Many are wondering why Russia would fight so hard for a dismantled nuclear plant surrounded by still-radioactive grounds.

The reason is a simple one — the Russians want it because of its location.

Russia likely does not consider the nuclear power plant itself of any military use, except for the fact it is located between Belarus and Kyiv.

“It was the quickest way from A to B,” James Acton of the Carnegie Endowment for International Peace, told Reuters.

Chernobyl sits about 10 miles from Ukraine’s border with Belarus and about 65 miles to Kyiv.

“The location is important because of where it sits,” retired Lt. Gen. Ben Hodges, former commanding general of U.S. Army Europe, said in an interview. “If Russian forces were attacking Kyiv from the north, Chernobyl is right there on the way, almost in the way.”

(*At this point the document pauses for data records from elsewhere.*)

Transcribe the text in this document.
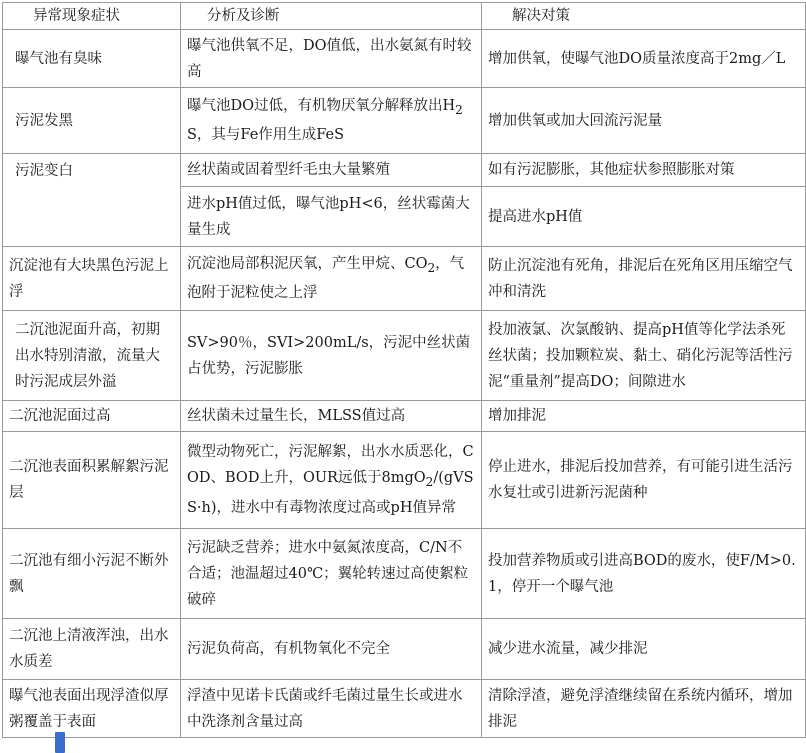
异常现象症状	分析及诊断	解决对策
曝气池有臭味	曝气池供氧不足，DO值低，出水氨氮有时较高	增加供氧，使曝气池DO质量浓度高于2mg／L
污泥发黑	曝气池DO过低，有机物厌氧分解释放出$H_2S$，其与Fe作用生成FeS	增加供氧或加大回流污泥量
污泥变白	丝状菌或固着型纤毛虫大量繁殖	如有污泥膨胀，其他症状参照膨胀对策
	进水pH值过低，曝气池pH<6，丝状霉菌大量生成	提高进水pH值
沉淀池有大块黑色污泥上浮	沉淀池局部积泥厌氧，产生甲烷、$CO_2$，气泡附于泥粒使之上浮	防止沉淀池有死角，排泥后在死角区用压缩空气冲和清洗
二沉池泥面升高，初期出水特别清澈，流量大时污泥成层外溢	SV>90％，SVI>200mL/s，污泥中丝状菌占优势，污泥膨胀	投加液氯、次氯酸钠、提高pH值等化学法杀死丝状菌；投加颗粒炭、黏土、硝化污泥等活性污泥“重量剂”提高DO；间隙进水
二沉池泥面过高	丝状菌未过量生长，MLSS值过高	增加排泥
二沉池表面积累解絮污泥层	微型动物死亡，污泥解絮，出水水质恶化，COD、BOD上升，OUR远低于8mgO$_2$/(gVSS·h)，进水中有毒物浓度过高或pH值异常	停止进水，排泥后投加营养，有可能引进生活污水复壮或引进新污泥菌种
二沉池有细小污泥不断外飘	污泥缺乏营养；进水中氨氮浓度高，C/N不合适；池温超过40℃；翼轮转速过高使絮粒破碎	投加营养物质或引进高BOD的废水，使F/M>0.1，停开一个曝气池
二沉池上清液浑浊，出水水质差	污泥负荷高，有机物氧化不完全	减少进水流量，减少排泥
曝气池表面出现浮渣似厚粥覆盖于表面	浮渣中见诺卡氏菌或纤毛菌过量生长或进水中洗涤剂含量过高	清除浮渣，避免浮渣继续留在系统内循环，增加排泥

Gen. Jack Keane, a former vice chief of staff of the United States Army, said Chernobyl “doesn’t have any military significance” but sits on one of the four “axes” Russian forces used to invade Ukraine.

A large “exclusion zone” surrounds the power plant and the nearby city of Pripyat, which was abandoned after the accident. The fourth reactor at the Chernobyl plant exploded in April 1986 during a botched safety test.

After the core explosion, a radioactive cloud drifted across much of Europe. The radioactivity of the area around the plant has decreased in the decades since the disaster, according to the World Nuclear Association.

The United Nations Scientific Committee on the Effects of Atomic Radiation concluded that, apart from some 5000 thyroid cancers resulting in 15 fatalities, “there is no evidence of a major public health impact attributable to radiation exposure 20 years after the accident.”